A positive relationship was found between total steps and calories burned, indicating that more steps correlate with higher calorie expenditure.

**Activity Level Breakdown:**
Users in the Very Active group burned significantly more calories than those in the Sedentary group.
Steps per day were used to categorize users as Sedentary, Lightly Active, or Very Active.

**Key Relationships:**
Total steps are highly correlated with calories burned, and this relationship varies by activity level. Higher activity levels lead to more calories burned.



# 5. Share

**Key Visualizations:**

**Scatter Plot (Total Steps vs. Calories):**
Highlights the positive relationship between steps and calories burned, reinforcing the importance of physical activity.

**Line Plot (Steps and calories by Day type):**
Shows trends in steps and calories, with peaks on weekends.

**Bar Plot (Steps and Calories by Activity Level):**
Demonstrates how activity levels influence both steps and calories, with "Very Active" users burning more calories.

**Target Audience:**

Bellabeat Marketing Team: The audience for these insights includes Bellabeat's marketing executives and product managers who can use the findings to shape customer engagement and marketing strategies.


# 6. Act
**Recommendations:**

**Target Weekend Activity:**
Bellabeat should capitalize on this trend by creating weekend-specific wellness challenges or campaigns, such as step goals, calorie burn targets, or hydration reminders using their smart water bottle, Spring.

For example, introduce “Weekend Warrior” badges or rewards for users who exceed their typical weekday activity levels.

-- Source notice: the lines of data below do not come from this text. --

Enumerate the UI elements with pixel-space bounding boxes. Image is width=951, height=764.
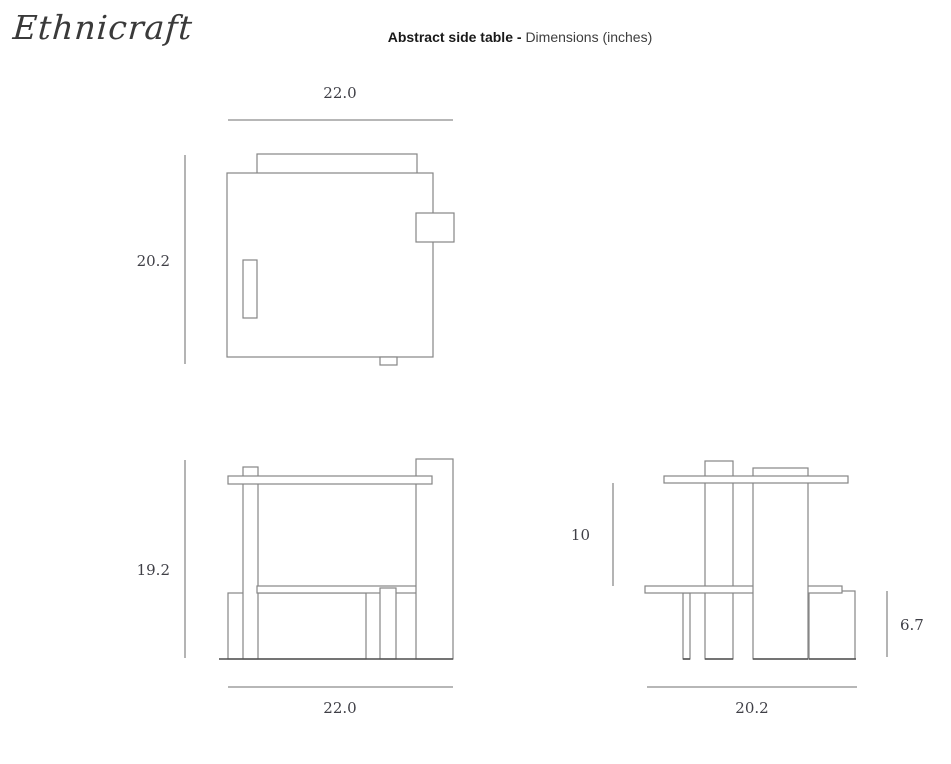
top-view-tabletop-edge [257,154,417,174]
front-view-tabletop [228,476,432,484]
side-view-thin-leg [683,593,690,659]
top-view-drawing [227,154,454,365]
spec-sheet: Ethnicraft Abstract side table - Dimensi… [0,0,951,764]
side-view-drawing [645,461,855,659]
top-view-side-box [416,213,454,242]
front-view-height-dim-label: 19.2 [108,561,170,579]
front-view-left-leg [243,467,258,659]
top-view-body [227,173,433,357]
technical-drawing [0,0,951,764]
front-view-drawing [228,459,453,659]
side-view-storage-box [809,591,855,659]
side-view-upper-height-dim-label: 10 [530,526,590,544]
side-view-center-panel [753,468,808,659]
top-view-leg-slot [243,260,257,318]
side-view-depth-dim-label: 20.2 [712,699,792,717]
top-view-depth-dim-label: 20.2 [108,252,170,270]
side-view-front-leg [705,461,733,659]
top-view-rear-leg-tab [380,357,397,365]
side-view-lower-shelf [645,586,842,593]
top-view-width-dim-label: 22.0 [300,84,380,102]
side-view-box-height-dim-label: 6.7 [900,616,950,634]
side-view-tabletop [664,476,848,483]
front-view-width-dim-label: 22.0 [300,699,380,717]
front-view-side-panel [416,459,453,659]
front-view-right-leg [380,588,396,659]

**Personalized Messaging:**
Use personalized messaging to motivate users based on their activity level:

Sedentary users: Send reminders to increase activity through achievable goals, such as walking 2,000 steps more daily. Integrate mindfulness content to encourage healthier routines.

Lightly Active users: Encourage progression with moderate-intensity fitness challenges and highlight the benefits of reaching higher activity levels.

Very Active users: Provide advanced fitness insights (e.g., trends in activity and calorie burn), share recovery tips, or recommend subscription-based features to keep them engaged.

**Promote Consistency:**

Use marketing campaigns to encourage daily consistent activity. Emphasize how small, consistent efforts can lead to significant health benefits over time.

**Segmented Marketing:**
Segment users by activity level and target them with customized content:

* **For Lightly Active users:** Encourage them to take on moderate activity challenges.For
* **Sedentary users:** Offer beginner-level fitness content and guides.